From   Allan Garland <[email protected]>
To   [email protected]
Subject   st: Multilevel modeling question
Date   Fri, 11 Nov 2005 10:26:11 -0500

Dear All,

I am trying to model a 2-level problem using -xtmixed-, but cannot find the right way to do this from the manual.

Here's the problem: I'm studying hospital resource use for patients cared for by a group of doctors (call the resource/dependent variable COST). I have a number of characteristics of the patients that relate to COST (e.g. age, severity of illness, etc). --->

What I REALLY want to know is the magnitude of the differences among the physicians. So, for example, an ANOVA (followed by -predict- or -adjust-) that includes the patient-level indep variables and a categorical variable representing the different doctors (call it DOCNUM) shows me (by looking at the coefficient and significance for DOCNUM) that there are substantial differences among the doctors in COST. OK so far --->

But now I want to look deeper and evaluate the influence of characteristics of the doctors themselves (e.g. their years in practice, board certification status, etc) on COST, i.e. having the information from the ANOVA I now want to see how much of the differences between the doctors in COST is "mediated by" these characteristics of the doctors themselves. Clearly just putting these doctor-level variables into the ANOVA as if they were patient-level variables is incorrect (as discussed in many places, e.g. Snijkers & Bosker's book "Multilevel Analysis"). So, I'm trying to figure out how to code the syntax of -xtmixed- to do this task. Unfortunately, in the Stata 9 XT manual there are no examples given under -xtmixed- for how to correctly include variables which are only relevant at the higher level --- by contrast in HLM I believe you do this explicitly.

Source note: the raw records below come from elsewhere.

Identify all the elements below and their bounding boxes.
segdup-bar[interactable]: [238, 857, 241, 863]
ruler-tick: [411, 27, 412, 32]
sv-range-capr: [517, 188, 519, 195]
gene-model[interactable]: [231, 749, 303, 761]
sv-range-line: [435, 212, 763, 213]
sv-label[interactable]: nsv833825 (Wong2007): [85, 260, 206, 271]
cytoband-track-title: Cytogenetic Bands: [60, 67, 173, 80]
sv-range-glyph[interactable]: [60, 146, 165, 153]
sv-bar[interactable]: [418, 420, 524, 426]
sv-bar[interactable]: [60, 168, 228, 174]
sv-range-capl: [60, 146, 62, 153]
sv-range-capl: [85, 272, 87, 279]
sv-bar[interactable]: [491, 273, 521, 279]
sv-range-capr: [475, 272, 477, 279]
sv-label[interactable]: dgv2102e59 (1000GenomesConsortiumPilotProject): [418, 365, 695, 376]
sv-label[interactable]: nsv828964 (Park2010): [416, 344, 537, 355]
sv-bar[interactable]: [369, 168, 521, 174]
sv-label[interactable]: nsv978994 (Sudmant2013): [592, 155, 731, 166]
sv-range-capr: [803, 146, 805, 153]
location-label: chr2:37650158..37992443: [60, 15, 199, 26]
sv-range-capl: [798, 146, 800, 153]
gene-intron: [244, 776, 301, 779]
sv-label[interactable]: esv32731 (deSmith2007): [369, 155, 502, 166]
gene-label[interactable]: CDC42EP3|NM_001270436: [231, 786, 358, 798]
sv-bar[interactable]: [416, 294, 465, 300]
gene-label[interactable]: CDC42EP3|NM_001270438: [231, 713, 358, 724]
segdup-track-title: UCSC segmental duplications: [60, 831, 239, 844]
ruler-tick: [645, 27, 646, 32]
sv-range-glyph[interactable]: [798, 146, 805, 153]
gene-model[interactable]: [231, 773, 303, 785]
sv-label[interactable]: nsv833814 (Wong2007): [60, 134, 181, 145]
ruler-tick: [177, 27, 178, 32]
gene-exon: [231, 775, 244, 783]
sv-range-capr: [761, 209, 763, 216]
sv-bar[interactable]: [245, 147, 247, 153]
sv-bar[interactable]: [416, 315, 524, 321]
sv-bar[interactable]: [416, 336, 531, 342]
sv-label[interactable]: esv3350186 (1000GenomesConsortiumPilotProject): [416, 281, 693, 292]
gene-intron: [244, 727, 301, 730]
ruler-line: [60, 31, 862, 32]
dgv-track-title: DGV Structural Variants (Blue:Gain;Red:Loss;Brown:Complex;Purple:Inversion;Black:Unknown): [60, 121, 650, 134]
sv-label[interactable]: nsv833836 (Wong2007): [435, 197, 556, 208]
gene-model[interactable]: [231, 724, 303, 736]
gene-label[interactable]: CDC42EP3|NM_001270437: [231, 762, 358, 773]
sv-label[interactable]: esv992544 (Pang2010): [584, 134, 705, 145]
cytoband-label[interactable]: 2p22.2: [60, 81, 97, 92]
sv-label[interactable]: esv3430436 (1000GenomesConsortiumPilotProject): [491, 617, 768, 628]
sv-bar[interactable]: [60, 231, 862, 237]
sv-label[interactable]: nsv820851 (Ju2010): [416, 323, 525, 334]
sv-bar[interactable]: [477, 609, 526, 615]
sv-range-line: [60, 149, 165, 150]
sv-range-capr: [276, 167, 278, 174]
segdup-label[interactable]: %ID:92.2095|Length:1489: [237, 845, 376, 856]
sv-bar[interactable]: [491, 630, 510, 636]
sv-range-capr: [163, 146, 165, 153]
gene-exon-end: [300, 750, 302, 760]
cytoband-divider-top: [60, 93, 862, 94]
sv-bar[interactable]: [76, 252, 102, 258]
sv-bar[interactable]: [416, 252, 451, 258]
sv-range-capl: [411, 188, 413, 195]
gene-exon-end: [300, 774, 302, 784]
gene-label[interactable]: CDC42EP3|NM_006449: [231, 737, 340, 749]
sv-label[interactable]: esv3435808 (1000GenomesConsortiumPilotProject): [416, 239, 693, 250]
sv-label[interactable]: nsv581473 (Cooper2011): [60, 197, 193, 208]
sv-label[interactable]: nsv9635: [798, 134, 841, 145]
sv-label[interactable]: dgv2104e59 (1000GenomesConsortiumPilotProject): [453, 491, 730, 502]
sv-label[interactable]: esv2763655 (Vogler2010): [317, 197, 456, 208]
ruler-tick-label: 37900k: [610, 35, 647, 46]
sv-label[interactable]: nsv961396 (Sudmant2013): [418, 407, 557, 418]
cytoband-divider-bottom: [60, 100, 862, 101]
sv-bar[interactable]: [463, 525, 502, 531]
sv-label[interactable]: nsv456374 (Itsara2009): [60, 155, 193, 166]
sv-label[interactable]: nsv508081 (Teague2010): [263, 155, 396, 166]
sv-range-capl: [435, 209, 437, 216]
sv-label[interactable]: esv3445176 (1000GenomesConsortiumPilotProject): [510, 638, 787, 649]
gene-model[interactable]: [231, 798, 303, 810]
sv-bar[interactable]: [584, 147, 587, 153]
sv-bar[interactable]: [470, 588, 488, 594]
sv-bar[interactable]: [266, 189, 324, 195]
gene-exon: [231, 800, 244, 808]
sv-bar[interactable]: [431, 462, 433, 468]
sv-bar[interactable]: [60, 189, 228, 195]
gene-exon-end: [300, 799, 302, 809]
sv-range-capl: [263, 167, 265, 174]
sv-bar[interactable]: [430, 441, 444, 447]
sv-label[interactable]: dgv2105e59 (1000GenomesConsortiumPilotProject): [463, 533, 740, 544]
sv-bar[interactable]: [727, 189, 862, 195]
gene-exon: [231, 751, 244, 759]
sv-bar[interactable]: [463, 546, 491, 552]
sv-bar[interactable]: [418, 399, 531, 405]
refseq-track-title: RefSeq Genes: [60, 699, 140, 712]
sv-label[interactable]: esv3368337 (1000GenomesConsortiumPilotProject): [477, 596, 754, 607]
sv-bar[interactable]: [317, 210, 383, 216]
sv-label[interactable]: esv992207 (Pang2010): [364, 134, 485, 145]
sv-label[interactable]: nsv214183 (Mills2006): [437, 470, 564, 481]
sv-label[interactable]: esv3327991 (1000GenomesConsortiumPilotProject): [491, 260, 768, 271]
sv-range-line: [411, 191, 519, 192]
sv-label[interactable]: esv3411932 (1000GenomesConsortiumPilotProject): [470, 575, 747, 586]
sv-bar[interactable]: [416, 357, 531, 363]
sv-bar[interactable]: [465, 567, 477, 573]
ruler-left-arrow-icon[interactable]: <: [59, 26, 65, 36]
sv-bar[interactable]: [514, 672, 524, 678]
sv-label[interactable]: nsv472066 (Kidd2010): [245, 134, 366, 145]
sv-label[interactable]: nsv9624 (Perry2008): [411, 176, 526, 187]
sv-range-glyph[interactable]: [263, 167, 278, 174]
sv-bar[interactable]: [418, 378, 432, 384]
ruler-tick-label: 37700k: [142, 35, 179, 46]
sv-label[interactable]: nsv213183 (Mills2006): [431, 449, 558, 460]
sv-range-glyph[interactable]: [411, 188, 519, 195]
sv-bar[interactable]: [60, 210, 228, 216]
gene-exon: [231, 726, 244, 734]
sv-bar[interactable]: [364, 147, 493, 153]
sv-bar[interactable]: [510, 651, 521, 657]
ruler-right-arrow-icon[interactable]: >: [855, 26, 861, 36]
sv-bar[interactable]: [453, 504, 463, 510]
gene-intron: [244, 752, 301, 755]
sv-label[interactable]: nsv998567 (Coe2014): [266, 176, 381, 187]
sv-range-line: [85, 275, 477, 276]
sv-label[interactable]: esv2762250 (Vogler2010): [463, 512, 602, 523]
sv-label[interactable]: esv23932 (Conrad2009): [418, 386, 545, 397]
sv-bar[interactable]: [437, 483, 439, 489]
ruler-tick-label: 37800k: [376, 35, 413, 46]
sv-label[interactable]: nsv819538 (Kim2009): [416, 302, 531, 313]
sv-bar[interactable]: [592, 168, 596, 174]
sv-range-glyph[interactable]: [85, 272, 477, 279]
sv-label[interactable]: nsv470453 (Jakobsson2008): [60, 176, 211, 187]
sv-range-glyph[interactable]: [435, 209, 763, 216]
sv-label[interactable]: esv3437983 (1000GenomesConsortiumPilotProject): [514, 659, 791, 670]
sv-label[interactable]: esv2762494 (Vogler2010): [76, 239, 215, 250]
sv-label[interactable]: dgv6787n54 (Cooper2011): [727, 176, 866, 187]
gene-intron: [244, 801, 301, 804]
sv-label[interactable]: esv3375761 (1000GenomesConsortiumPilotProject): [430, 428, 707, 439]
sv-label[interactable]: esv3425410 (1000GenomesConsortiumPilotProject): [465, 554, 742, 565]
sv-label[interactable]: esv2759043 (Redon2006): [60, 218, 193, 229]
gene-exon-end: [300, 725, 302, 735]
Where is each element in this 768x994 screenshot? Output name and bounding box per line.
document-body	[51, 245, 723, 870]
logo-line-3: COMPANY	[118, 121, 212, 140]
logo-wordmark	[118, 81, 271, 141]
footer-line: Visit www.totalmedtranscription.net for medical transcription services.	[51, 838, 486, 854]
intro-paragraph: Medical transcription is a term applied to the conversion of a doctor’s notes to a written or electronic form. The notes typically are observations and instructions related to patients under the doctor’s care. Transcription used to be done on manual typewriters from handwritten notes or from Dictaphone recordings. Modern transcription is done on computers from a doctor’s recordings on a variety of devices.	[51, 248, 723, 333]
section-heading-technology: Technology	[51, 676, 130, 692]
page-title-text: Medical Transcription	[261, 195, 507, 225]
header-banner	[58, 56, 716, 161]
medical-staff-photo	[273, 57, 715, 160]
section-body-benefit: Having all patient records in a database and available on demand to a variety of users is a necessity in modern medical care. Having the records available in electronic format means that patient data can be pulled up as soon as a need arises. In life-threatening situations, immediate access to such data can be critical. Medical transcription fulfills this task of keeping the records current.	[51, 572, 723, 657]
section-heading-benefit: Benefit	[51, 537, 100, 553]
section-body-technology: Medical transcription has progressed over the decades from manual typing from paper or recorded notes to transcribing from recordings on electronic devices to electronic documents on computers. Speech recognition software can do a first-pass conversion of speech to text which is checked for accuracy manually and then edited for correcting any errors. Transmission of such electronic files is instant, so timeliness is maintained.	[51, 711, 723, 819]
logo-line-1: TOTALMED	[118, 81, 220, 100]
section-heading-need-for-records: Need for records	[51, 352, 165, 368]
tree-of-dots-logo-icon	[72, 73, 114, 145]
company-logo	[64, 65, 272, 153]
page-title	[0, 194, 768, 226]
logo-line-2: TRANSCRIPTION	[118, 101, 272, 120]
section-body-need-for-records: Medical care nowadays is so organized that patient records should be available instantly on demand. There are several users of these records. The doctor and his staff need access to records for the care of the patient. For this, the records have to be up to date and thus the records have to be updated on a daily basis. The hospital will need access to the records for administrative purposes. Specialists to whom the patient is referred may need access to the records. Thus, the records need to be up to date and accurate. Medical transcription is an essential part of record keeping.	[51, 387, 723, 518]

I do not believe (but am not certain of this) it is correct to just put these doctor-level variables into the fixed-effect equation such as: xtmixed COST patient_age severity doc1-docN MD_age || DOCNUM: or even
xtmixed COST patient_age severity doc1-docN MD_age || DOCNUM: MD_age
Part of the reason I think this must be wrong is that in my dataset each of the doctors has a different age, and thus the N dummy variables (doc1 to docN) created for the N+1 doctors turns out to be degenerate with the MD_age variable and the program automatically eliminates one of them. Since my goal is to see what proportion of the effect of the physicians can be explained by THEIR characteristics, it seems I must find a way to keep the physician identifier variables (either doc1-docN or DOCNUM) in the fixed effects part of this model --- or do I????

I also don't think it's correct to leave the doctor identifier out of the fixed effect model (e.g. xtmixed COST patient_age severity || DOCNUM: MD_age) because then I don't get coefficients that tell me about the magnitude of the effects of the physicians as a group, or of their age on COST.

So, if anyone out there can help me with this syntax problem, I'd really appreciate it. Also, if you also can tell me how, from the output, I can tell the proportion of the variation in COST attributable to the doctors can, in fact, be explained by their characteristics (as included in the model, e.g. MD_age), I'd appreciate that too.